The administrative petition must address the following requirements: (i) indicate why the public charity is dissolving; (ii) state compliance with registration and reporting requirements; (iii) affirm appropriate dissolution procedures followed; (iv) confirm all funds were used to support, and/or were disbursed consistent with, the organization’s mission, and (v) acknowledge that the attorney general’s approval of the dissolution does not operate to waive or release any financial liabilities to third parties that might otherwise exist. In addition, other relevant circumstances should be detailed.
When assets remain
The NPO Division provides guidance on the alternative financial report, and a sample officer’s certificate of vote and administrative petition are included in the Dissolution Guidance. After the final notice of dissolution is received from the Attorney General’s Office pursuant to the process; the charitable organization should notify all appropriate federal and state agencies, including the secretary of state, Internal Revenue Service, Department of Revenue, and other state and regulatory agencies with whom the organization has business.
The different steps under the Dissolution Guidance for public charities with remaining assets are as follows:
1. After confirming compliance with registration and filing requirements, board action must delineate if assets being transferred are restricted or unrestricted, and provide that the entity to which assets are transferred have a charitable purpose similar to that of the dissolving organization and agree to use the assets in accordance with the dissolving organization’s purpose;
2. After the Form PC-F is completed, a judicial dissolution complaint, motion for interlocutory order and order must be submitted to the NPO Division for the attorney general’s assent before filing with the SJC; and
3. After the organization transfers the assets in accordance with the SJC’s order, the NPO Division’s assent is also required for the final dissolution filing: an affidavit of compliance confirming the asset transfer(s), affidavit(s) of receipt indicating the type of assets, value and date of receipt of the transfer(s) and the motion for entry of judgment.
Even with the newly simplified process, the Dissolution Guidance makes clear that the NPO Division still encourages public charities to spend all of their remaining funds in accordance with their organization’s mission and not to inappropriately expend remaining assets and dissolve on their own.
A charitable organization that generally makes grants may make a final grant of all of its assets, less those needed to fund the expenses of dissolution, in order to qualify for the administrative dissolution process.

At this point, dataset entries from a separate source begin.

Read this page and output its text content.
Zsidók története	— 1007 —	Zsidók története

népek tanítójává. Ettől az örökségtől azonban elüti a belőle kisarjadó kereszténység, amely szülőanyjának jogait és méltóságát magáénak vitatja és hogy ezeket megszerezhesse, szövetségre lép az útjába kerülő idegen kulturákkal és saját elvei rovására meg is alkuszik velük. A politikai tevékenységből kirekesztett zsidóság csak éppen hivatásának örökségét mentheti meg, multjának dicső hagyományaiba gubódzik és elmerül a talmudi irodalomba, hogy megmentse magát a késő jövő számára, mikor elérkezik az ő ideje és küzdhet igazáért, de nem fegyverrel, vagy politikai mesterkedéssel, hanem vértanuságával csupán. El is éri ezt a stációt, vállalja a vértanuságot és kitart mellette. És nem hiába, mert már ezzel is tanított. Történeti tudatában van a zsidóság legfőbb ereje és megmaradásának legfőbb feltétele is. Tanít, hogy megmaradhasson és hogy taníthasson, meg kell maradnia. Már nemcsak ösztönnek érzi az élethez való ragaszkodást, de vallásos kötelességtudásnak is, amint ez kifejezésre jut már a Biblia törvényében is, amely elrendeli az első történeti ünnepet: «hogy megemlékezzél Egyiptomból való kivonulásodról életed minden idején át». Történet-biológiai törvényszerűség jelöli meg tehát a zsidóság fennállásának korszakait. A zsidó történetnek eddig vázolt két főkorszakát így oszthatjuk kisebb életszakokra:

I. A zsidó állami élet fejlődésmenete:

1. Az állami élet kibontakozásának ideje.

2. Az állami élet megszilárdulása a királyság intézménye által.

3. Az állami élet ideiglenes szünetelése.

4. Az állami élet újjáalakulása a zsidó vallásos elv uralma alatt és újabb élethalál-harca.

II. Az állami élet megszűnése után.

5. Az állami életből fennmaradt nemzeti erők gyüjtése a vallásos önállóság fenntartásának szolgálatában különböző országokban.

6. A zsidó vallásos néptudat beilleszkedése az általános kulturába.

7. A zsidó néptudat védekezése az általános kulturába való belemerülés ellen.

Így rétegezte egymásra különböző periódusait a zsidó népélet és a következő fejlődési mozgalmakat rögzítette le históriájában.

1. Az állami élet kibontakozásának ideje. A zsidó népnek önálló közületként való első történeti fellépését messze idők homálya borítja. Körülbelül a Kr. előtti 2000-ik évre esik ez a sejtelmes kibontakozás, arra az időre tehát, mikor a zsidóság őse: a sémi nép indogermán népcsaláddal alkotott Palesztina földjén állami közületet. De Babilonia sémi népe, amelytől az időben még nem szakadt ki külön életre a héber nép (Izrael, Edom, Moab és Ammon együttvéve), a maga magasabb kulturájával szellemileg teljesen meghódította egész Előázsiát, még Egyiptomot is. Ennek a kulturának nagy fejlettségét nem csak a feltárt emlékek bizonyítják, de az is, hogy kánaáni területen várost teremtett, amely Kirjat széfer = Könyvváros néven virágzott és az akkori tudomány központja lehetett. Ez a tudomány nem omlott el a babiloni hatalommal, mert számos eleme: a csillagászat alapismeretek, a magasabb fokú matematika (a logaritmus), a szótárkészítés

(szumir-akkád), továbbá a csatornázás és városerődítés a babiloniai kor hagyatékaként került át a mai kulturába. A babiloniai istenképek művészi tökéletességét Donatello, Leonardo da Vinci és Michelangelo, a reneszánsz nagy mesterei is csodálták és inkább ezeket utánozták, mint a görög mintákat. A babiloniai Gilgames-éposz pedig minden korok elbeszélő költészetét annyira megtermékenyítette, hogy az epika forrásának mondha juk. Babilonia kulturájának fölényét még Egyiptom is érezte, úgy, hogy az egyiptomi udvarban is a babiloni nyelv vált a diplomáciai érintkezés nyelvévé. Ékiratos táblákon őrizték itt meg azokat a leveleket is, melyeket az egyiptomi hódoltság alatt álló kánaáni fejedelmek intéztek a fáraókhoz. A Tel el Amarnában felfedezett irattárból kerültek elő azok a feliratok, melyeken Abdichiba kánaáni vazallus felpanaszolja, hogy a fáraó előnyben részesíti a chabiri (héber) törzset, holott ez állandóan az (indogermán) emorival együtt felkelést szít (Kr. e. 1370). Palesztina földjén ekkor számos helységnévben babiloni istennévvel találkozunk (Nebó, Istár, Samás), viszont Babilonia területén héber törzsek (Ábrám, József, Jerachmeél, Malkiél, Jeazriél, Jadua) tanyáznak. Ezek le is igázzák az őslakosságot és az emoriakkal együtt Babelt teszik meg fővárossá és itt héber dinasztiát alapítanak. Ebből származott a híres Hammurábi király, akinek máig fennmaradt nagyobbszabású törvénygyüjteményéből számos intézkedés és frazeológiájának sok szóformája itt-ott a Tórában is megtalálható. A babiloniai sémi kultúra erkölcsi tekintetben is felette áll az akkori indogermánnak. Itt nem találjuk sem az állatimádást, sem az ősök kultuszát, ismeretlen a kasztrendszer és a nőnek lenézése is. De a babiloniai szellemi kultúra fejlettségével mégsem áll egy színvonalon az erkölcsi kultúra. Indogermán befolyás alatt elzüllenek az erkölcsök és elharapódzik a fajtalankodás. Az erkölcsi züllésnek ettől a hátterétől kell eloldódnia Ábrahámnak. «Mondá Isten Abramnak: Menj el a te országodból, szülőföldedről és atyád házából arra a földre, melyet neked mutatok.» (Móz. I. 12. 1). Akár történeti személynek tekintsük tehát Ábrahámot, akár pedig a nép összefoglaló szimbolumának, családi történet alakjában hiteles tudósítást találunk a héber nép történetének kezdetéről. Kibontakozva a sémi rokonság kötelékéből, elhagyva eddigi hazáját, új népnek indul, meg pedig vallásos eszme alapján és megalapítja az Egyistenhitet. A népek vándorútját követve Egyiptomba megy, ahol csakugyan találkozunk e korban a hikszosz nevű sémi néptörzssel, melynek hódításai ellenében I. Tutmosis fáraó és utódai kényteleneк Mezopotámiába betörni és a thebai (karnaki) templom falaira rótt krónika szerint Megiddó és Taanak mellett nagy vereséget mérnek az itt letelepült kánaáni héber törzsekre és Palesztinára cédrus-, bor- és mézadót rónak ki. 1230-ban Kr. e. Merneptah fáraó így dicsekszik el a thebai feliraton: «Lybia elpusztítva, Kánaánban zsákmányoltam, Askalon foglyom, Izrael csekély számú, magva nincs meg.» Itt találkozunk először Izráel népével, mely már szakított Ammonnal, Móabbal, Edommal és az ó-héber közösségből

However, where there is material change in the asset use or modification of donor restrictions, a cy pres petition may be needed.
Further, when a public charity chooses to sell or transfer assets for less than fair market value, the organization may be required to file a petition with the SJC (single justice session for Suffolk County), following the principles articulated in Massachusetts Charitable Mechanic Ass’n v. Beede, et al., 320 Mass. 601 (1947).
The attorney general also released new Section 8A(c) guidance regarding the process that a public charity must follow if it wishes to transfer all or substantially all of its assets and materially change the nature of its activities, which often proceeds a dissolution. See also “Public Charities Alerted to Guidelines on Asset Transfers,” Massachusetts Lawyers Weekly, Nov. 22, 2010.
Considering the increased compliance obligations placed on officers and directors of public charities under the act, counsel should inform board members of their obligation to ensure that organizations do not cease existence in an inappropriate manner.
The attorney general’s Dissolution Guidance is a significant step in assisting charitable organizations to suspend their activities legally.